Com três meses de salários atrasados, trabalhadores da Fundação Hospitalar da Mata Atlântica anunciam greve por tempo indeterminado a partir de 29 de janeiro
O que a região temia se confirmou. A saúde pública de Camacan e região entrou em estado crítico após o anúncio oficial de greve dos trabalhadores do Hospital Osvaldo Valverde, administrado pela Fundação Hospitalar da Mata Atlântica (FHMA). A paralisação, aprovada em assembleia, está prevista para começar à meia-noite do dia 29 de janeiro, por tempo indeterminado, caso não haja regularização dos salários atrasados.
De acordo com comunicado encaminhado pela entidade sindical que representa a categoria, os profissionais acumulam três meses sem receber — referentes aos salários de novembro, dezembro e ao décimo terceiro de 2025 — situação que tornou insustentável a continuidade dos serviços nas condições atuais. Mesmo diante da greve, está garantida a manutenção de 30% do quadro funcional, conforme determina a legislação, para assegurar atendimentos mínimos à população

A decisão expõe um cenário de profundo desgaste humano e social. Trabalhadores relatam dificuldades para honrar compromissos básicos, como pagamento de aluguel, contas de energia e alimentação. Em meio à crise, a indignação aumenta diante de relatos de que apenas parte dos médicos teria recebido, enquanto a maioria da equipe — técnicos, auxiliares e outros profissionais que sustentam o funcionamento diário da unidade — segue sem remuneração.

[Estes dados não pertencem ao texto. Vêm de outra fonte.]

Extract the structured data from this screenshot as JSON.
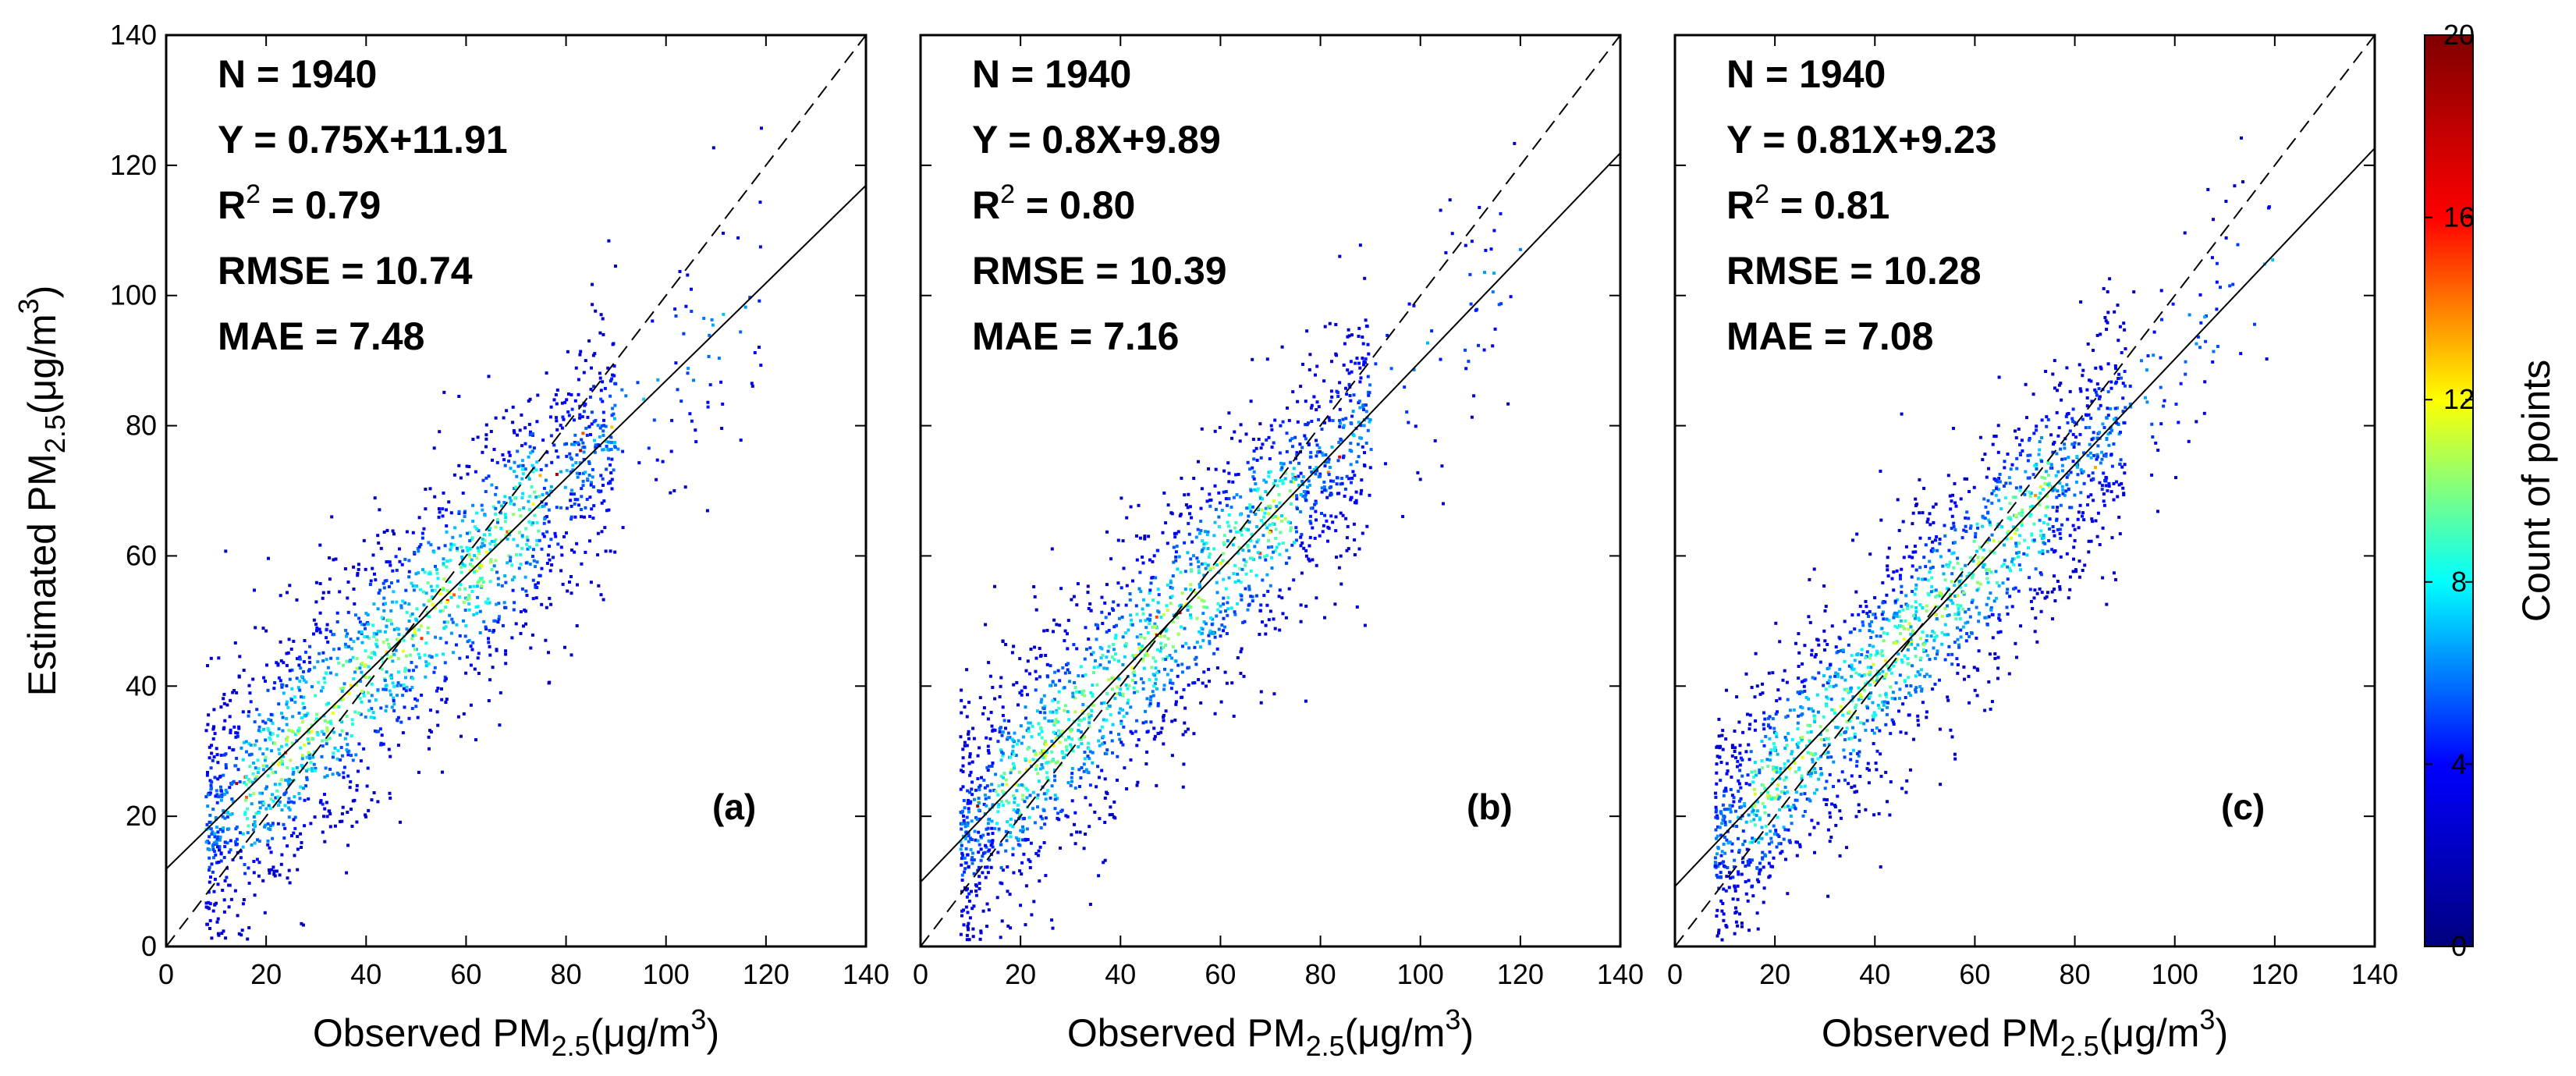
{
  "chart_data": [
    {
      "type": "scatter",
      "panel_label": "(a)",
      "xlabel": "Observed PM2.5(μg/m3)",
      "ylabel": "Estimated PM2.5(μg/m3)",
      "xlim": [
        0,
        140
      ],
      "ylim": [
        0,
        140
      ],
      "xticks": [
        0,
        20,
        40,
        60,
        80,
        100,
        120,
        140
      ],
      "yticks": [
        0,
        20,
        40,
        60,
        80,
        100,
        120,
        140
      ],
      "fit": {
        "slope": 0.75,
        "intercept": 11.91
      },
      "one_to_one_line": true,
      "stats": [
        "N = 1940",
        "Y = 0.75X+11.91",
        "R2 = 0.79",
        "RMSE = 10.74",
        "MAE = 7.48"
      ]
    },
    {
      "type": "scatter",
      "panel_label": "(b)",
      "xlabel": "Observed PM2.5(μg/m3)",
      "xlim": [
        0,
        140
      ],
      "ylim": [
        0,
        140
      ],
      "xticks": [
        0,
        20,
        40,
        60,
        80,
        100,
        120,
        140
      ],
      "fit": {
        "slope": 0.8,
        "intercept": 9.89
      },
      "one_to_one_line": true,
      "stats": [
        "N = 1940",
        "Y = 0.8X+9.89",
        "R2 = 0.80",
        "RMSE = 10.39",
        "MAE = 7.16"
      ]
    },
    {
      "type": "scatter",
      "panel_label": "(c)",
      "xlabel": "Observed PM2.5(μg/m3)",
      "xlim": [
        0,
        140
      ],
      "ylim": [
        0,
        140
      ],
      "xticks": [
        0,
        20,
        40,
        60,
        80,
        100,
        120,
        140
      ],
      "fit": {
        "slope": 0.81,
        "intercept": 9.23
      },
      "one_to_one_line": true,
      "stats": [
        "N = 1940",
        "Y = 0.81X+9.23",
        "R2 = 0.81",
        "RMSE = 10.28",
        "MAE = 7.08"
      ]
    }
  ],
  "colorbar": {
    "label": "Count of points",
    "range": [
      0,
      20
    ],
    "ticks": [
      0,
      4,
      8,
      12,
      16,
      20
    ],
    "colormap": "jet",
    "colors": [
      "#00007f",
      "#0000ff",
      "#00ffff",
      "#ffff00",
      "#ff0000",
      "#7f0000"
    ]
  },
  "point_count": 1940
}
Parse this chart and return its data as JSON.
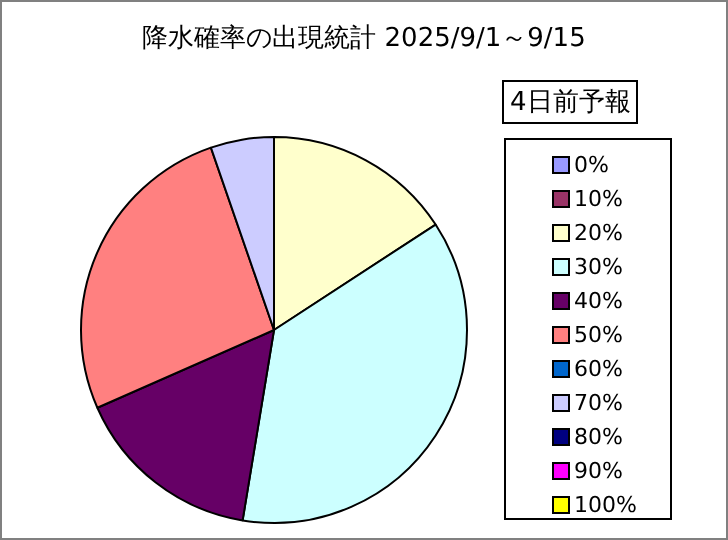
{
  "chart_data": {
    "type": "pie",
    "title": "降水確率の出現統計 2025/9/1～9/15",
    "legend_title": "4日前予報",
    "legend": "right",
    "categories": [
      "0%",
      "10%",
      "20%",
      "30%",
      "40%",
      "50%",
      "60%",
      "70%",
      "80%",
      "90%",
      "100%"
    ],
    "values": [
      0,
      0,
      15.8,
      36.8,
      15.8,
      26.3,
      0,
      5.3,
      0,
      0,
      0
    ],
    "colors": [
      "#9999ff",
      "#993366",
      "#ffffcc",
      "#ccffff",
      "#660066",
      "#ff8080",
      "#0066cc",
      "#ccccff",
      "#000080",
      "#ff00ff",
      "#ffff00"
    ]
  }
}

O hospital é referência para Camacan e municípios vizinhos, o que amplia a gravidade da situação. A paralisação não representa apenas uma reivindicação trabalhista, mas um alerta sobre o risco iminente de colapso do atendimento à saúde em toda a microrregião.O sindicato informou ainda que o comunicado de greve foi encaminhado ao Ministério Público do Trabalho, à Gerência Regional do Trabalho e Emprego e aos órgãos de imprensa, buscando dar transparência ao impasse e pressionar por uma solução imediata.
Enquanto promessas políticas se acumulam, a realidade dos trabalhadores é de mesas vazias e incerteza. A crise da FHMA evidencia falhas de gestão e ausência de respostas efetivas do poder público. Sem uma intervenção urgente, Camacan corre o risco de perder não apenas o funcionamento regular de seu hospital, mas também a dignidade de quem dedica a vida a salvar outras vidas.